Добавить в цитаты Настройки чтения

Страница 19 из 103

Эти картины были объемными, обладали запахом, а их детали жили своей собственной жизнью, создавая эффект полнейшей реальности. Благодаря особому таланту мастера такие картины на краткий миг допускали присутствие создателя или зрителя внутри себя — ровно настолько, чтобы успеть ощутить атмосферу изображаемого, чтобы проникнуться чувствами, которые вкладывал в картину художник.

Это считалось утонченным удовольствием — на долю секунды оказаться сопричастным к первому эротическому порыву влюбленных или к черной тоске приговоренного к смертной казни. Великое счастье или великий страх, великая красота или великое уродство — все могло найти своих ценителей. Дело лишь за талантом создателя, хотя и ремесленники от искусства тоже не бедствовали: люди есть люди.

Кому-то вовсе не нужна какая-то там утонченность, достаточно просто пощекотать нервы. Если на Земле находятся желающие купить видеокассету, заливающую экран потоками дешевой краски, изображающей кровь, то почему там, за слоями пространства, должно быть как-то иначе?

Художник, о котором, сам того не подозревая, думал и писал Воронков, считался ценителями, да и считал себя сам, талантливым творцом, но в то же время не чурался и поделок-однодневок. Кроме материальной выгоды, такие работы, как ни странно, иногда давали ему практически готовые идеи для серьезных, сильных произведений — как, например, сейчас.

Показать кусочек страшного, уродливого, жуткого мира, в котором нет ничего красивого, нет ничего доброго и в котором в то же время живут люди — живут, не борясь с этим миром, а пытаясь хоть как-то приспособиться, чуть ли не прислуживая ему.

Такая тема не раз и не два была обыграна ищущими дешевого успеха псевдомастерами, да и сам художник пару раз сляпал на скорую руку нечто подобное. Наверное, именно поэтому взяться за создание подобной «картины» всерьез еще никому из его коллег не приходило в голову. Что ж, тем лучше…

Художник был доволен своей работой.

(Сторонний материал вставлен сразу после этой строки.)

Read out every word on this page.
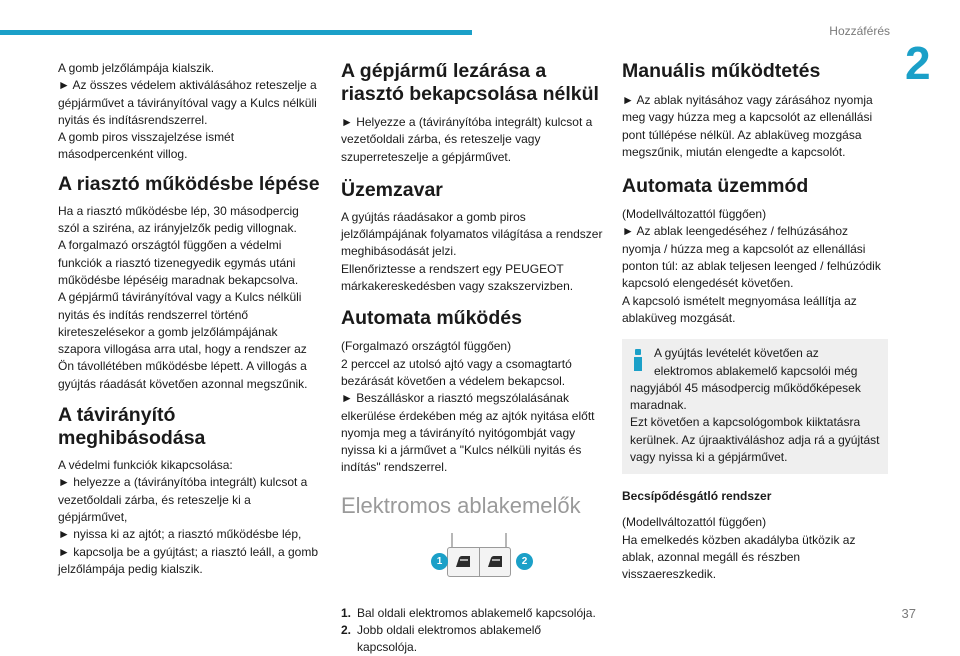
Hozzáférés
2
37

A gomb jelzőlámpája kialszik.
► Az összes védelem aktiválásához reteszelje a gépjárművet a távirányítóval vagy a Kulcs nélküli nyitás és indításrendszerrel.
A gomb piros visszajelzése ismét másodpercenként villog.

A riasztó működésbe lépése

Ha a riasztó működésbe lép, 30 másodpercig szól a sziréna, az irányjelzők pedig villognak.
A forgalmazó országtól függően a védelmi funkciók a riasztó tizenegyedik egymás utáni működésbe lépéséig maradnak bekapcsolva.
A gépjármű távirányítóval vagy a Kulcs nélküli nyitás és indítás rendszerrel történő kireteszelésekor a gomb jelzőlámpájának szapora villogása arra utal, hogy a rendszer az Ön távollétében működésbe lépett. A villogás a gyújtás ráadását követően azonnal megszűnik.

A távirányító meghibásodása

A védelmi funkciók kikapcsolása:
► helyezze a (távirányítóba integrált) kulcsot a vezetőoldali zárba, és reteszelje ki a gépjárművet,
► nyissa ki az ajtót; a riasztó működésbe lép,
► kapcsolja be a gyújtást; a riasztó leáll, a gomb jelzőlámpája pedig kialszik.

A gépjármű lezárása a riasztó bekapcsolása nélkül

► Helyezze a (távirányítóba integrált) kulcsot a vezetőoldali zárba, és reteszelje vagy szuperreteszelje a gépjárművet.

Üzemzavar

A gyújtás ráadásakor a gomb piros jelzőlámpájának folyamatos világítása a rendszer meghibásodását jelzi.
Ellenőriztesse a rendszert egy PEUGEOT márkakereskedésben vagy szakszervizben.

Automata működés

(Forgalmazó országtól függően)
2 perccel az utolsó ajtó vagy a csomagtartó bezárását követően a védelem bekapcsol.
► Beszálláskor a riasztó megszólalásának elkerülése érdekében még az ajtók nyitása előtt nyomja meg a távirányító nyitógombját vagy nyissa ki a járművet a "Kulcs nélküli nyitás és indítás" rendszerrel.

Elektromos ablakemelők
1	2
1. Bal oldali elektromos ablakemelő kapcsolója.
2. Jobb oldali elektromos ablakemelő kapcsolója.
Manuális működtetés

► Az ablak nyitásához vagy zárásához nyomja meg vagy húzza meg a kapcsolót az ellenállási pont túllépése nélkül. Az ablaküveg mozgása megszűnik, miután elengedte a kapcsolót.

Automata üzemmód

(Modellváltozattól függően)
► Az ablak leengedéséhez / felhúzásához nyomja / húzza meg a kapcsolót az ellenállási ponton túl: az ablak teljesen leenged / felhúzódik kapcsoló elengedését követően.
A kapcsoló ismételt megnyomása leállítja az ablaküveg mozgását.

A gyújtás levételét követően az elektromos ablakemelő kapcsolói még

nagyjából 45 másodpercig működőképesek maradnak.
Ezt követően a kapcsológombok kiiktatásra kerülnek. Az újraaktiváláshoz adja rá a gyújtást vagy nyissa ki a gépjárművet.

Becsípődésgátló rendszer

(Modellváltozattól függően)
Ha emelkedés közben akadályba ütközik az ablak, azonnal megáll és részben visszaereszkedik.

Красное зарево в чернеющем небе уже трепетало над примитивными, и в то же время совершенно непонятными, ввергающими в панику своей алогичностью сооружениями. Запах был уже готов, и практически была готова акустическая подкраска — тяжелая, мрачная нота, постоянно висящая в воздухе, к которой изредка добавлялся накатывающийся и исчезающий в небесах грохот.

Убирать звук художник не стал — это хорошо помогало сохранить необходимое для работы настроение. Теперь нужно сделать так, чтобы чувствовалась угроза, добавить к пейзажу действие…

Пока Воронков стучал по клавишам, за окном стемнело. Заметив это, он с некоторым сожалением оторвался от машинки и направился на улицу, заранее поежившись в ожидании снова ощутить противную морось. Однако там, наверху, наверное, тоже были какие-то понятия об экономии, и по случаю ночи кран прикрыли — правильно, ночь и так время невеселое, и нет необходимости делать ее мрачнее.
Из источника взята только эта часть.